滝口順平さん演じるじいちゃんの口パクも、この1字の追加でぴったりに!
・15:59 テレビに映るケント・ブロックマンを野次るじいちゃん
ここ、原語版では“Pompous, blow-dried college boy.(直訳:偉そうに 薄っぺらいエリートめ)”なんですが、翻訳家の徐さんの手にかかると「頭でっかちのバカエリートが引っ込め!」になっちゃうんだから、もう感動です!
メチャクチャエイブじいちゃんっぽいし、シンプソンズっぽい!!
・16:38 番号案内で大ボケをかますホーマー
台本上は「もしもしオペレーター 110番は何番だったっけ?」とあるところ、大平さんによって手が加えられ「もしもしオペレーター 110番は何番だい!?」に。
ここは口パクに合わせるため、逆に短くしたパターンですね。
・17:31 ルーからバートの家出の原因を問われたホーマー
台本上は「堪えたのかもしれません」で終わっているのですが、口パクと合わせるため、大平さんがその後にセリフ「それで家出してその」を追加されています。
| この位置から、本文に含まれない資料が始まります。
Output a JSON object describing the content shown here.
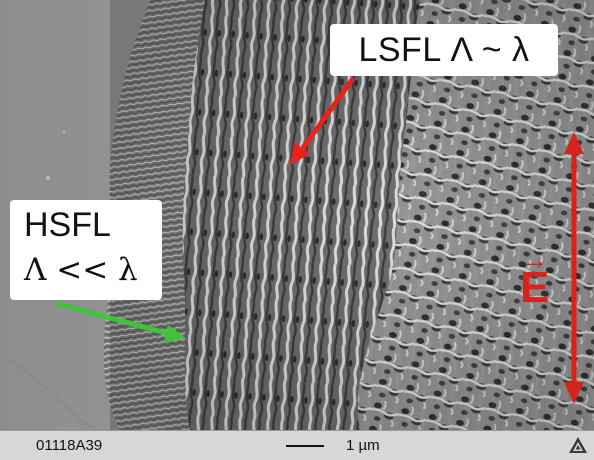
{
  "image": {
    "labels": {
      "lsfl": "LSFL Λ ~ λ",
      "hsfl_line1": "HSFL",
      "hsfl_line2": "Λ << λ",
      "efield": "E",
      "efield_vector_mark": "→"
    },
    "scale_bar": {
      "sample_id": "01118A39",
      "length_label": "1 µm"
    },
    "icons": {
      "corner": "triangle-logo-icon"
    },
    "colors": {
      "lsfl_arrow": "#e8231c",
      "hsfl_arrow": "#3ec33a",
      "efield_arrow": "#d6231b",
      "infobar_bg": "#d7d7d7",
      "label_bg": "#ffffff"
    }
  }
}
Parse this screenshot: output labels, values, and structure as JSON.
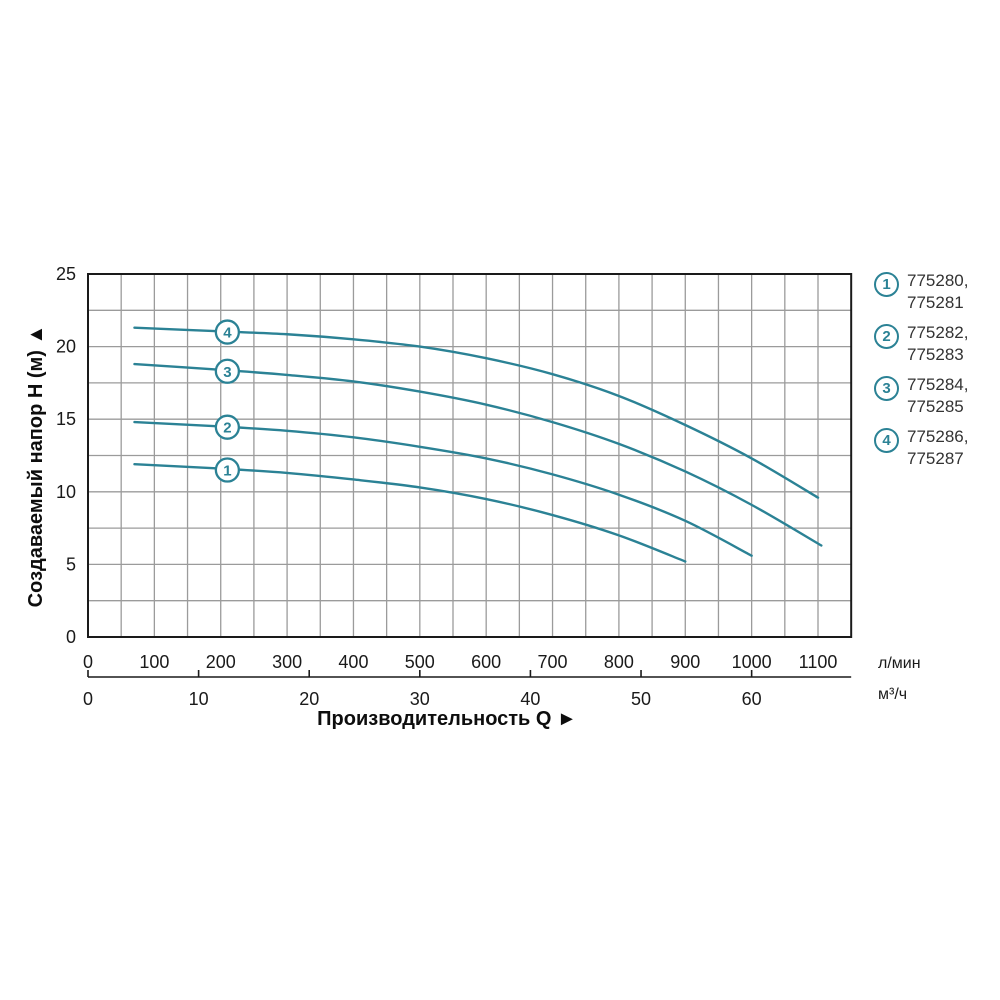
{
  "chart": {
    "y_axis_title": "Создаваемый напор H (м) ▲",
    "x_axis_title": "Производительность Q ►",
    "unit_primary": "л/мин",
    "unit_secondary": "м³/ч"
  },
  "colors": {
    "curve": "#2b8295",
    "grid": "#9b9b9b",
    "axis": "#1a1a1a",
    "legend_text": "#333333",
    "background": "#ffffff"
  },
  "chart_data": {
    "type": "line",
    "title": "",
    "xlabel": "Производительность Q",
    "ylabel": "Создаваемый напор H (м)",
    "x_unit_primary": "л/мин",
    "x_unit_secondary": "м³/ч",
    "xlim_lmin": [
      0,
      1150
    ],
    "ylim": [
      0,
      25
    ],
    "x_ticks_lmin": [
      0,
      100,
      200,
      300,
      400,
      500,
      600,
      700,
      800,
      900,
      1000,
      1100
    ],
    "x_ticks_m3h": [
      0,
      10,
      20,
      30,
      40,
      50,
      60
    ],
    "y_ticks": [
      0,
      5,
      10,
      15,
      20,
      25
    ],
    "grid": {
      "x_step_lmin": 50,
      "y_step_m": 2.5,
      "visible": true
    },
    "legend_position": "right",
    "series": [
      {
        "number": "1",
        "models": "775280,\n775281",
        "badge_at": {
          "q": 210,
          "h": 11.5
        },
        "points": [
          [
            70,
            11.9
          ],
          [
            200,
            11.6
          ],
          [
            300,
            11.3
          ],
          [
            400,
            10.85
          ],
          [
            500,
            10.3
          ],
          [
            600,
            9.5
          ],
          [
            700,
            8.4
          ],
          [
            800,
            7.0
          ],
          [
            900,
            5.2
          ]
        ]
      },
      {
        "number": "2",
        "models": "775282,\n775283",
        "badge_at": {
          "q": 210,
          "h": 14.45
        },
        "points": [
          [
            70,
            14.8
          ],
          [
            200,
            14.5
          ],
          [
            300,
            14.2
          ],
          [
            400,
            13.75
          ],
          [
            500,
            13.1
          ],
          [
            600,
            12.3
          ],
          [
            700,
            11.2
          ],
          [
            800,
            9.8
          ],
          [
            900,
            8.0
          ],
          [
            1000,
            5.6
          ]
        ]
      },
      {
        "number": "3",
        "models": "775284,\n775285",
        "badge_at": {
          "q": 210,
          "h": 18.3
        },
        "points": [
          [
            70,
            18.8
          ],
          [
            200,
            18.4
          ],
          [
            300,
            18.05
          ],
          [
            400,
            17.6
          ],
          [
            500,
            16.9
          ],
          [
            600,
            16.0
          ],
          [
            700,
            14.8
          ],
          [
            800,
            13.3
          ],
          [
            900,
            11.4
          ],
          [
            1000,
            9.1
          ],
          [
            1105,
            6.3
          ]
        ]
      },
      {
        "number": "4",
        "models": "775286,\n775287",
        "badge_at": {
          "q": 210,
          "h": 21.0
        },
        "points": [
          [
            70,
            21.3
          ],
          [
            200,
            21.05
          ],
          [
            300,
            20.85
          ],
          [
            400,
            20.5
          ],
          [
            500,
            20.0
          ],
          [
            600,
            19.2
          ],
          [
            700,
            18.1
          ],
          [
            800,
            16.6
          ],
          [
            900,
            14.6
          ],
          [
            1000,
            12.3
          ],
          [
            1100,
            9.6
          ]
        ]
      }
    ]
  }
}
また、話し始めの「実は…悪さをしたんで」は、「実はその悪さをしたんで」に変更されています。
これらは、まるではじめからあったかのような自然すぎる追加セリフですよね。ベテランならではのテクニックに痺れます!
・18:53 態度が急変するホーマーたち
ホーマーのセリフ、台本上は「そうだひざまづいて涙を流して許しを乞え!」とあるところ、大平さんによって手が加えられ「そうだひざまづいて涙を流して悪うございましたと許しを乞うんだ!」に。
ここもセリフの追加でぴったり収まってますし、なによりいかにもホーマーっぽい感じがよく出てますよね!
他のキャラの声色にも注目!リサの神代さんによるマギーはレア!
・20:09以降のバートとリサの掛け合い、堀さんと神代さんご両人の名演で、元々良いシーンがさらに良いシーンになっています!必聴!!
・21:49 屋根の上の2人を見ていたホーマー
「親がいいから子供もいいよ」の温かみは、ちょっとやそっとじゃ出せない、まさに大平さんだからこそできる表現かと思います。こちらも必聴!!
ちなみに、ここのセリフは原語版では“You know , Marge, we're great parents.(直訳:あのさマージ、俺たちは良い親だよ)”で、子供達には触れられていないのですが、吹き替え版では上記のようにセリフ内にも「子供」というワードが追加されています。
セリフの趣旨は変えずに、素敵な日本的な表現にアレンジされている翻訳家の徐さんのテクニックにも脱帽です!!